Vor über 30 Jahren hat der Wuppertaler Peter Hammer Verlag an der Entwicklung der Sparte „Jugendbücher“ mitgewirkt, die damals noch in kaum einer Buchhandlung einen speziellen Platz fand. Die Reihe „Galileo“ war ein Vorreiter in der Branche, „streetbooks“ in einer tollen Konzeption von Wolf Erlbruch. Der Handel war nicht zufrieden, die Bücher waren zu unnormal – und zu politisch, zu wenig selbst bezogen. Kamen sie mit ihrem coolen Outfit zu früh oder mit ihrem Anspruch schon zu spät? Kaum eine heutige BookTokerin kennt sie mehr.
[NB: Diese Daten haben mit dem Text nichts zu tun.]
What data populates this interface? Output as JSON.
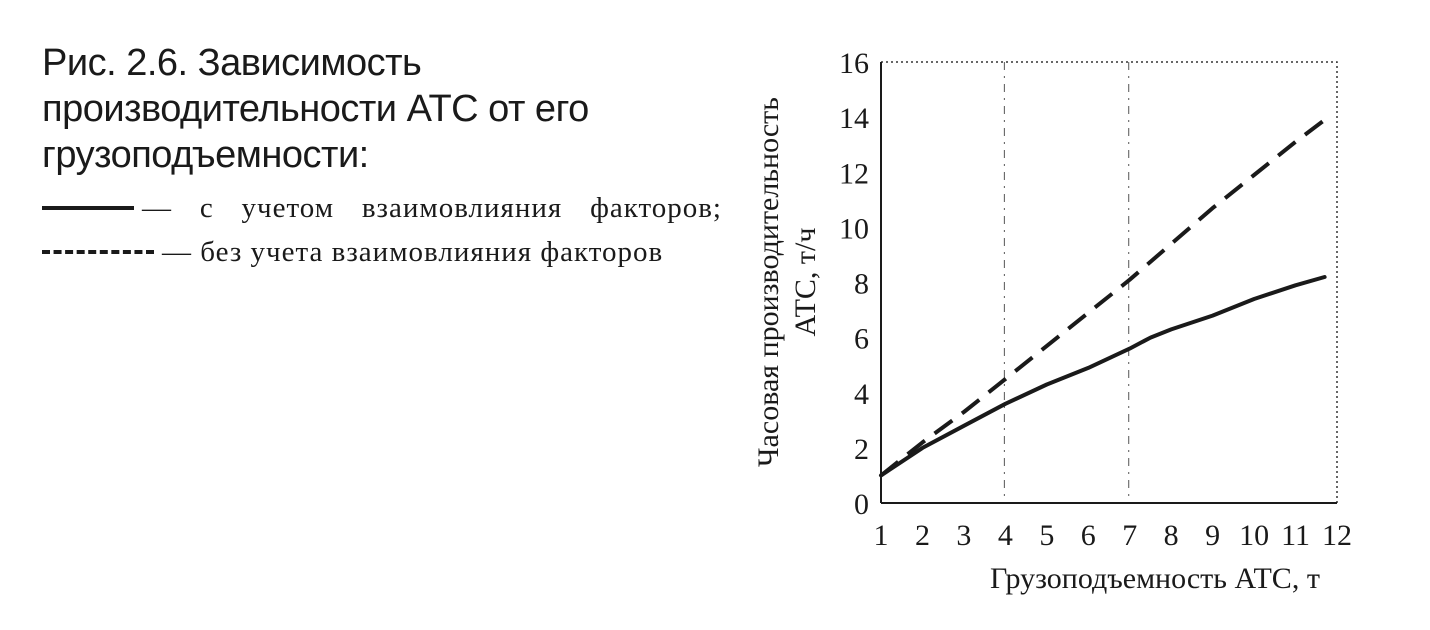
{
  "caption": {
    "title": "Рис. 2.6. Зависимость производительности АТС от его грузоподъемности:",
    "legend_solid_text": "— с учетом взаимовлияния факторов;",
    "legend_dashed_text": "— без учета взаимовлияния факторов"
  },
  "chart_data": {
    "type": "line",
    "xlabel": "Грузоподъемность АТС,  т",
    "ylabel_line1": "Часовая производительность",
    "ylabel_line2": "АТС,  т/ч",
    "xlim": [
      1,
      12
    ],
    "ylim": [
      0,
      16
    ],
    "x_ticks": [
      1,
      2,
      3,
      4,
      5,
      6,
      7,
      8,
      9,
      10,
      11,
      12
    ],
    "y_ticks": [
      0,
      2,
      4,
      6,
      8,
      10,
      12,
      14,
      16
    ],
    "grid_vertical_at": [
      4,
      7
    ],
    "legend": "caption",
    "series": [
      {
        "style": "solid",
        "color": "#1a1a1a",
        "x": [
          1,
          2,
          3,
          4,
          5,
          6,
          7,
          7.5,
          8,
          9,
          10,
          11,
          11.7
        ],
        "y": [
          1.0,
          2.0,
          2.8,
          3.6,
          4.3,
          4.9,
          5.6,
          6.0,
          6.3,
          6.8,
          7.4,
          7.9,
          8.2
        ]
      },
      {
        "style": "dashed",
        "color": "#1a1a1a",
        "x": [
          1,
          2,
          3,
          4,
          5,
          6,
          7,
          8,
          9,
          10,
          11,
          11.7
        ],
        "y": [
          1.0,
          2.2,
          3.3,
          4.5,
          5.7,
          6.9,
          8.1,
          9.4,
          10.7,
          11.9,
          13.1,
          13.9
        ]
      }
    ]
  }
}
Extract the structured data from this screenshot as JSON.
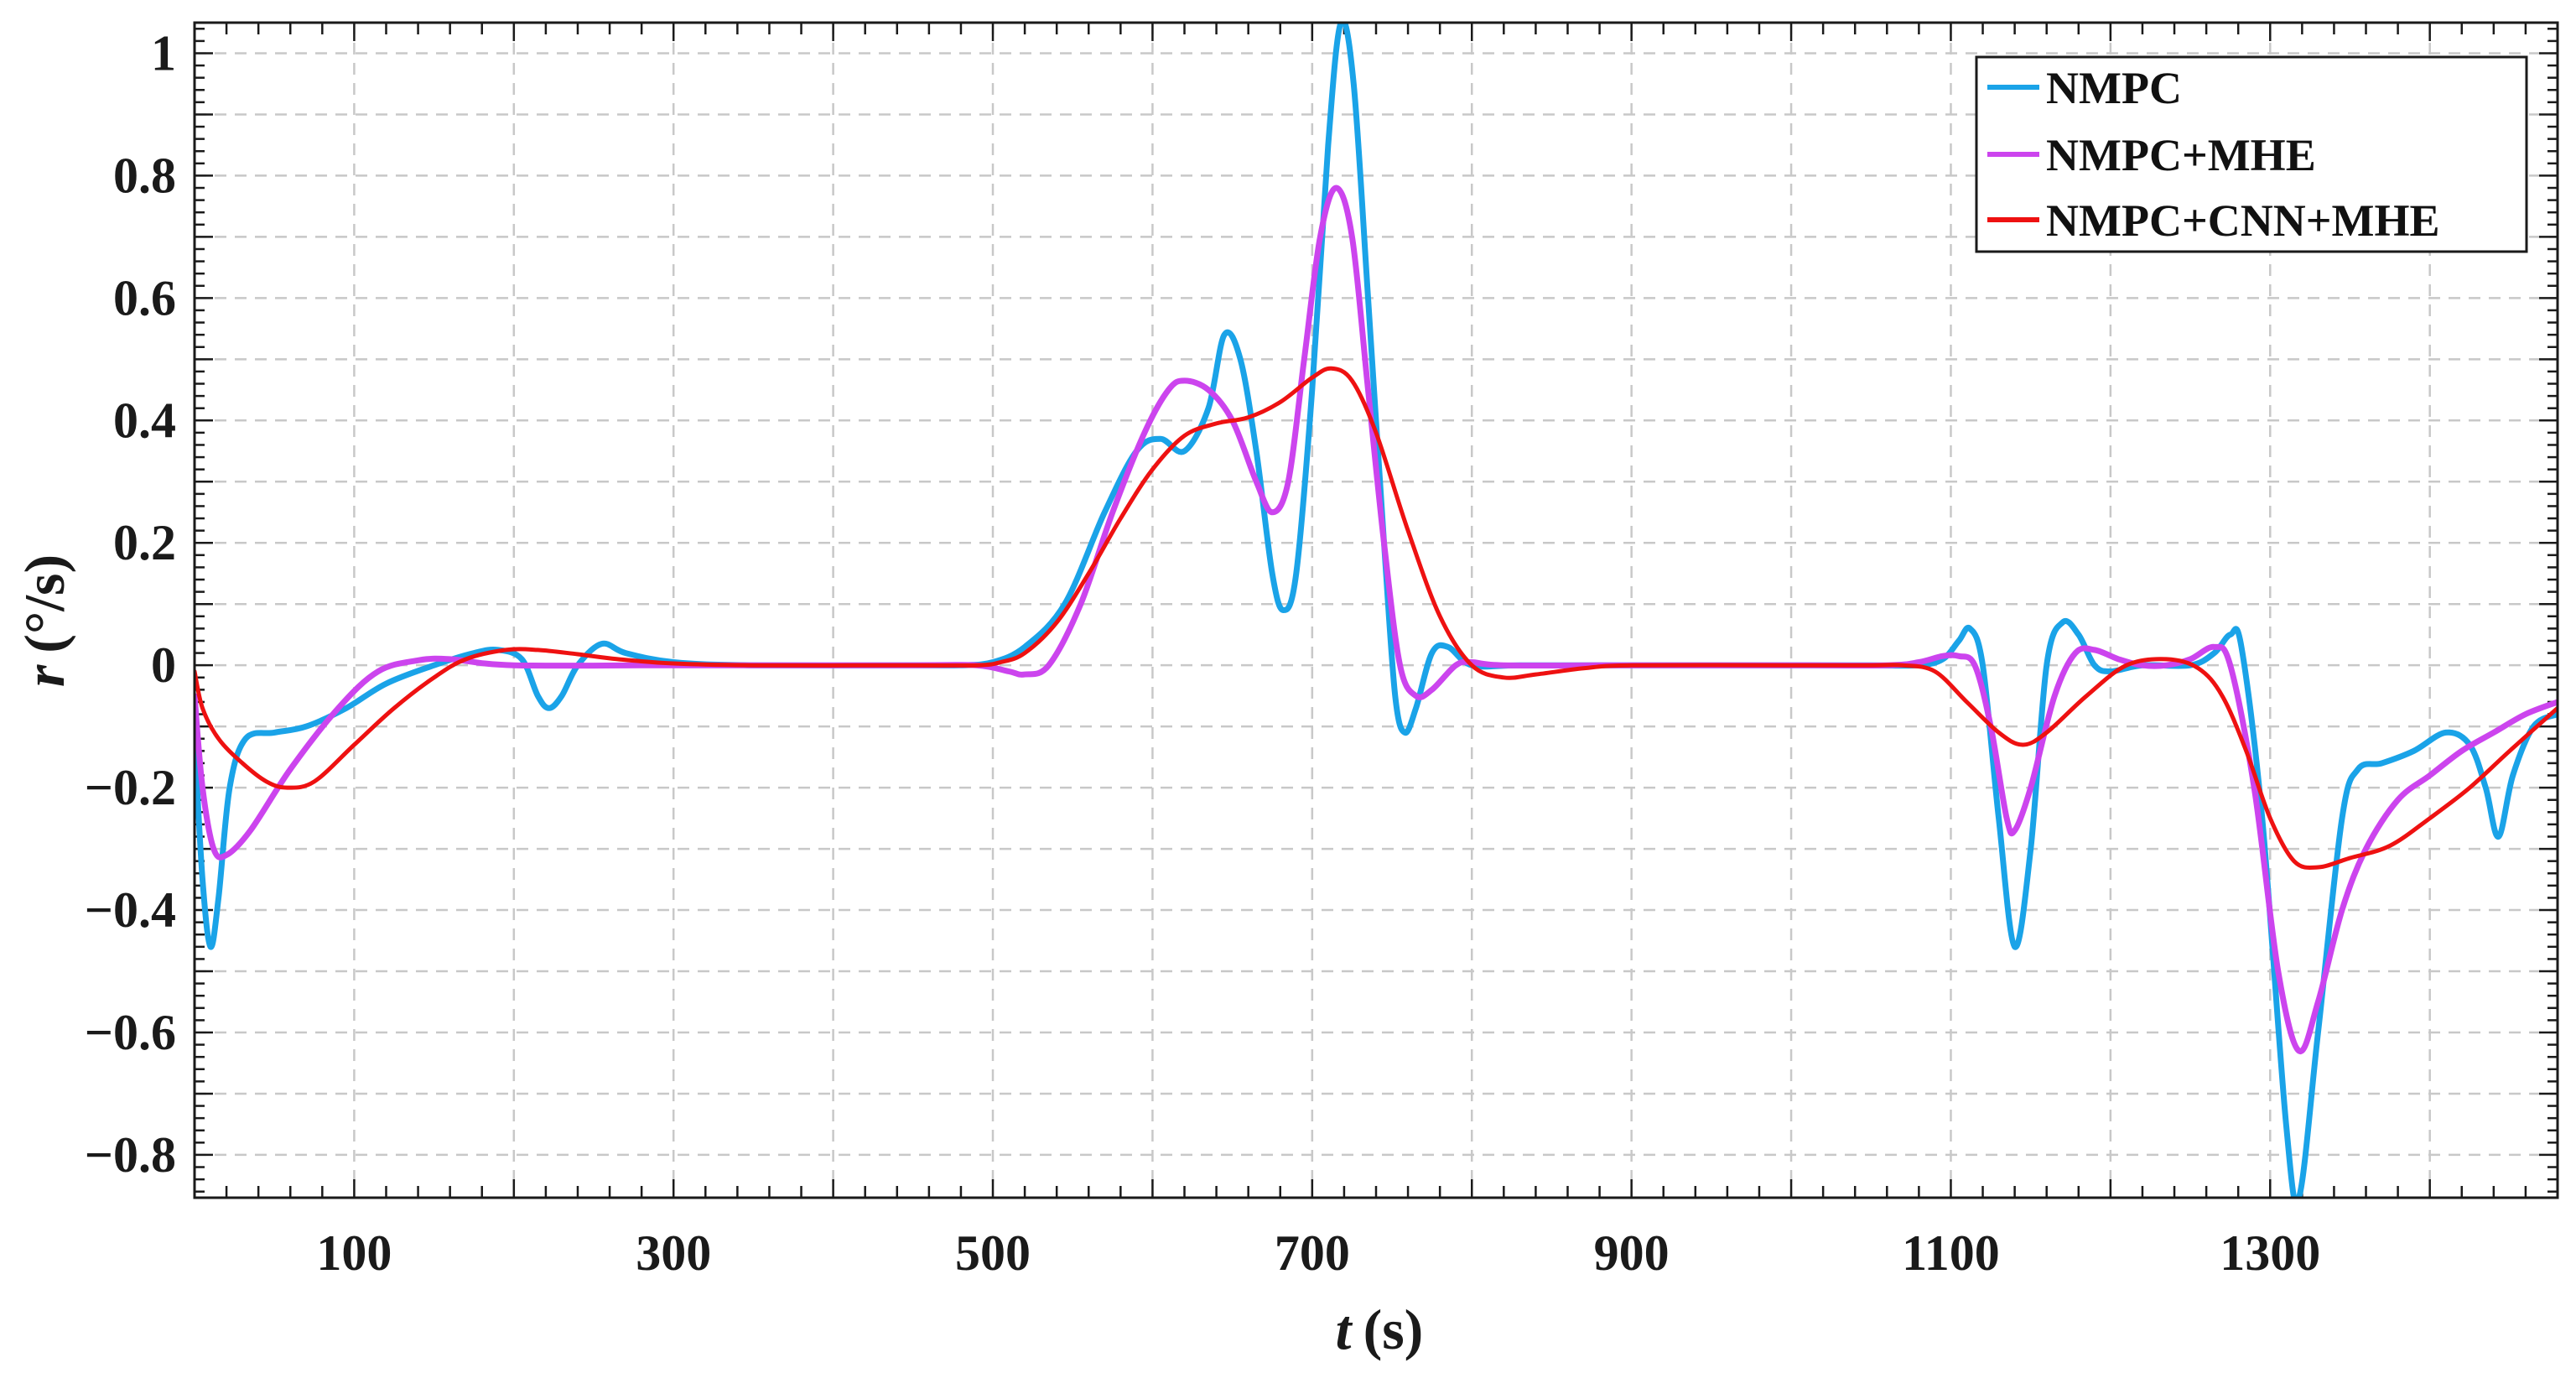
{
  "chart_data": {
    "type": "line",
    "title": "",
    "xlabel": "t",
    "xlabel_unit": "(s)",
    "ylabel": "r",
    "ylabel_unit": "(°/s)",
    "xlim": [
      0,
      1480
    ],
    "ylim": [
      -0.87,
      1.05
    ],
    "xticks": [
      100,
      300,
      500,
      700,
      900,
      1100,
      1300
    ],
    "xtick_labels": [
      "100",
      "300",
      "500",
      "700",
      "900",
      "1100",
      "1300"
    ],
    "yticks": [
      1,
      0.8,
      0.6,
      0.4,
      0.2,
      0,
      -0.2,
      -0.4,
      -0.6,
      -0.8
    ],
    "ytick_labels": [
      "1",
      "0.8",
      "0.6",
      "0.4",
      "0.2",
      "0",
      "−0.2",
      "−0.4",
      "−0.6",
      "−0.8"
    ],
    "grid": true,
    "legend_position": "top-right",
    "series": [
      {
        "name": "NMPC",
        "color": "#1aa3e8",
        "points": [
          [
            0,
            -0.12
          ],
          [
            5,
            -0.35
          ],
          [
            10,
            -0.46
          ],
          [
            15,
            -0.38
          ],
          [
            22,
            -0.2
          ],
          [
            32,
            -0.12
          ],
          [
            50,
            -0.11
          ],
          [
            70,
            -0.1
          ],
          [
            95,
            -0.07
          ],
          [
            120,
            -0.03
          ],
          [
            150,
            0.0
          ],
          [
            175,
            0.02
          ],
          [
            190,
            0.025
          ],
          [
            205,
            0.01
          ],
          [
            215,
            -0.05
          ],
          [
            222,
            -0.07
          ],
          [
            230,
            -0.05
          ],
          [
            240,
            0.0
          ],
          [
            255,
            0.035
          ],
          [
            270,
            0.02
          ],
          [
            300,
            0.005
          ],
          [
            350,
            0.0
          ],
          [
            450,
            0.0
          ],
          [
            480,
            0.0
          ],
          [
            500,
            0.005
          ],
          [
            520,
            0.03
          ],
          [
            545,
            0.1
          ],
          [
            570,
            0.25
          ],
          [
            590,
            0.35
          ],
          [
            605,
            0.37
          ],
          [
            620,
            0.35
          ],
          [
            635,
            0.42
          ],
          [
            645,
            0.54
          ],
          [
            655,
            0.5
          ],
          [
            665,
            0.35
          ],
          [
            675,
            0.15
          ],
          [
            682,
            0.09
          ],
          [
            690,
            0.15
          ],
          [
            700,
            0.45
          ],
          [
            710,
            0.85
          ],
          [
            718,
            1.05
          ],
          [
            726,
            0.95
          ],
          [
            735,
            0.6
          ],
          [
            745,
            0.2
          ],
          [
            752,
            -0.05
          ],
          [
            758,
            -0.11
          ],
          [
            765,
            -0.07
          ],
          [
            775,
            0.02
          ],
          [
            785,
            0.03
          ],
          [
            800,
            0.0
          ],
          [
            830,
            0.0
          ],
          [
            900,
            0.0
          ],
          [
            1000,
            0.0
          ],
          [
            1050,
            0.0
          ],
          [
            1080,
            0.0
          ],
          [
            1095,
            0.01
          ],
          [
            1105,
            0.04
          ],
          [
            1112,
            0.06
          ],
          [
            1120,
            0.0
          ],
          [
            1130,
            -0.25
          ],
          [
            1140,
            -0.46
          ],
          [
            1150,
            -0.3
          ],
          [
            1160,
            0.0
          ],
          [
            1170,
            0.07
          ],
          [
            1180,
            0.05
          ],
          [
            1190,
            0.0
          ],
          [
            1200,
            -0.01
          ],
          [
            1220,
            0.0
          ],
          [
            1250,
            0.0
          ],
          [
            1265,
            0.02
          ],
          [
            1275,
            0.05
          ],
          [
            1282,
            0.03
          ],
          [
            1295,
            -0.25
          ],
          [
            1310,
            -0.75
          ],
          [
            1318,
            -0.87
          ],
          [
            1330,
            -0.6
          ],
          [
            1345,
            -0.25
          ],
          [
            1355,
            -0.17
          ],
          [
            1370,
            -0.16
          ],
          [
            1390,
            -0.14
          ],
          [
            1410,
            -0.11
          ],
          [
            1425,
            -0.13
          ],
          [
            1435,
            -0.2
          ],
          [
            1443,
            -0.28
          ],
          [
            1452,
            -0.18
          ],
          [
            1465,
            -0.1
          ],
          [
            1480,
            -0.08
          ]
        ]
      },
      {
        "name": "NMPC+MHE",
        "color": "#cc44ee",
        "points": [
          [
            0,
            -0.05
          ],
          [
            5,
            -0.2
          ],
          [
            12,
            -0.3
          ],
          [
            20,
            -0.31
          ],
          [
            35,
            -0.27
          ],
          [
            60,
            -0.17
          ],
          [
            90,
            -0.07
          ],
          [
            115,
            -0.01
          ],
          [
            140,
            0.008
          ],
          [
            160,
            0.01
          ],
          [
            200,
            0.0
          ],
          [
            300,
            0.0
          ],
          [
            450,
            0.0
          ],
          [
            490,
            0.0
          ],
          [
            510,
            -0.01
          ],
          [
            520,
            -0.015
          ],
          [
            535,
            0.0
          ],
          [
            555,
            0.1
          ],
          [
            575,
            0.25
          ],
          [
            595,
            0.38
          ],
          [
            610,
            0.45
          ],
          [
            620,
            0.465
          ],
          [
            635,
            0.45
          ],
          [
            650,
            0.4
          ],
          [
            665,
            0.3
          ],
          [
            675,
            0.25
          ],
          [
            685,
            0.3
          ],
          [
            695,
            0.5
          ],
          [
            705,
            0.7
          ],
          [
            715,
            0.78
          ],
          [
            725,
            0.7
          ],
          [
            735,
            0.45
          ],
          [
            745,
            0.2
          ],
          [
            755,
            0.0
          ],
          [
            765,
            -0.05
          ],
          [
            775,
            -0.04
          ],
          [
            790,
            0.0
          ],
          [
            800,
            0.005
          ],
          [
            820,
            0.0
          ],
          [
            900,
            0.0
          ],
          [
            1000,
            0.0
          ],
          [
            1060,
            0.0
          ],
          [
            1080,
            0.005
          ],
          [
            1095,
            0.015
          ],
          [
            1105,
            0.015
          ],
          [
            1115,
            0.0
          ],
          [
            1125,
            -0.1
          ],
          [
            1135,
            -0.25
          ],
          [
            1140,
            -0.27
          ],
          [
            1150,
            -0.2
          ],
          [
            1165,
            -0.05
          ],
          [
            1178,
            0.02
          ],
          [
            1190,
            0.025
          ],
          [
            1205,
            0.01
          ],
          [
            1220,
            0.0
          ],
          [
            1235,
            0.0
          ],
          [
            1250,
            0.01
          ],
          [
            1265,
            0.03
          ],
          [
            1275,
            0.0
          ],
          [
            1290,
            -0.2
          ],
          [
            1305,
            -0.5
          ],
          [
            1318,
            -0.63
          ],
          [
            1330,
            -0.55
          ],
          [
            1345,
            -0.4
          ],
          [
            1360,
            -0.3
          ],
          [
            1380,
            -0.22
          ],
          [
            1400,
            -0.18
          ],
          [
            1420,
            -0.14
          ],
          [
            1440,
            -0.11
          ],
          [
            1460,
            -0.08
          ],
          [
            1480,
            -0.06
          ]
        ]
      },
      {
        "name": "NMPC+CNN+MHE",
        "color": "#ee1111",
        "points": [
          [
            0,
            -0.01
          ],
          [
            5,
            -0.07
          ],
          [
            15,
            -0.12
          ],
          [
            30,
            -0.16
          ],
          [
            45,
            -0.19
          ],
          [
            58,
            -0.2
          ],
          [
            75,
            -0.19
          ],
          [
            100,
            -0.13
          ],
          [
            125,
            -0.07
          ],
          [
            150,
            -0.02
          ],
          [
            170,
            0.01
          ],
          [
            195,
            0.025
          ],
          [
            215,
            0.025
          ],
          [
            240,
            0.018
          ],
          [
            265,
            0.01
          ],
          [
            300,
            0.003
          ],
          [
            350,
            0.0
          ],
          [
            450,
            0.0
          ],
          [
            490,
            0.0
          ],
          [
            505,
            0.005
          ],
          [
            520,
            0.02
          ],
          [
            540,
            0.07
          ],
          [
            560,
            0.15
          ],
          [
            580,
            0.24
          ],
          [
            600,
            0.32
          ],
          [
            620,
            0.375
          ],
          [
            640,
            0.395
          ],
          [
            660,
            0.405
          ],
          [
            680,
            0.43
          ],
          [
            700,
            0.47
          ],
          [
            712,
            0.485
          ],
          [
            725,
            0.465
          ],
          [
            740,
            0.38
          ],
          [
            760,
            0.22
          ],
          [
            780,
            0.08
          ],
          [
            800,
            0.0
          ],
          [
            820,
            -0.02
          ],
          [
            840,
            -0.015
          ],
          [
            870,
            -0.005
          ],
          [
            900,
            0.0
          ],
          [
            1000,
            0.0
          ],
          [
            1050,
            0.0
          ],
          [
            1070,
            0.0
          ],
          [
            1090,
            -0.01
          ],
          [
            1110,
            -0.06
          ],
          [
            1130,
            -0.11
          ],
          [
            1145,
            -0.13
          ],
          [
            1160,
            -0.11
          ],
          [
            1185,
            -0.05
          ],
          [
            1210,
            0.0
          ],
          [
            1235,
            0.01
          ],
          [
            1255,
            -0.005
          ],
          [
            1270,
            -0.05
          ],
          [
            1285,
            -0.14
          ],
          [
            1300,
            -0.25
          ],
          [
            1315,
            -0.32
          ],
          [
            1330,
            -0.33
          ],
          [
            1350,
            -0.315
          ],
          [
            1375,
            -0.295
          ],
          [
            1400,
            -0.25
          ],
          [
            1425,
            -0.2
          ],
          [
            1450,
            -0.14
          ],
          [
            1480,
            -0.07
          ]
        ]
      }
    ]
  }
}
Die Bücherlandschaft im Tal ist schmaler geworden; zum Jahresende schließt nun auch Jutta Lückes legendärer „bücherladen“ nach Jahrzehnten. Es gibt jedoch weiterhin sehr viel für Leseratten: Bis zum 26. Oktober läuft die Lit.Ronsdorf; das Literaturhaus, die INSEL und weitere Akteure bieten immer spannende Veranstaltungen, und es wird wieder mal an einem gemeinsamen Literaturkalender gearbeitet. Am 9. November von 14 bis 21 Uhr gibt es im Kulturclub Loch den „Literave“, ganz sicher einhornfrei und konkret am Puls der Zeit. Lesen und hören Sie das, was Sie noch nicht kennen! Trauen Sie sich das Unerwartete, das Überraschende oder auch mal Verwirrende zu. Nur das bringt uns wirklich weiter.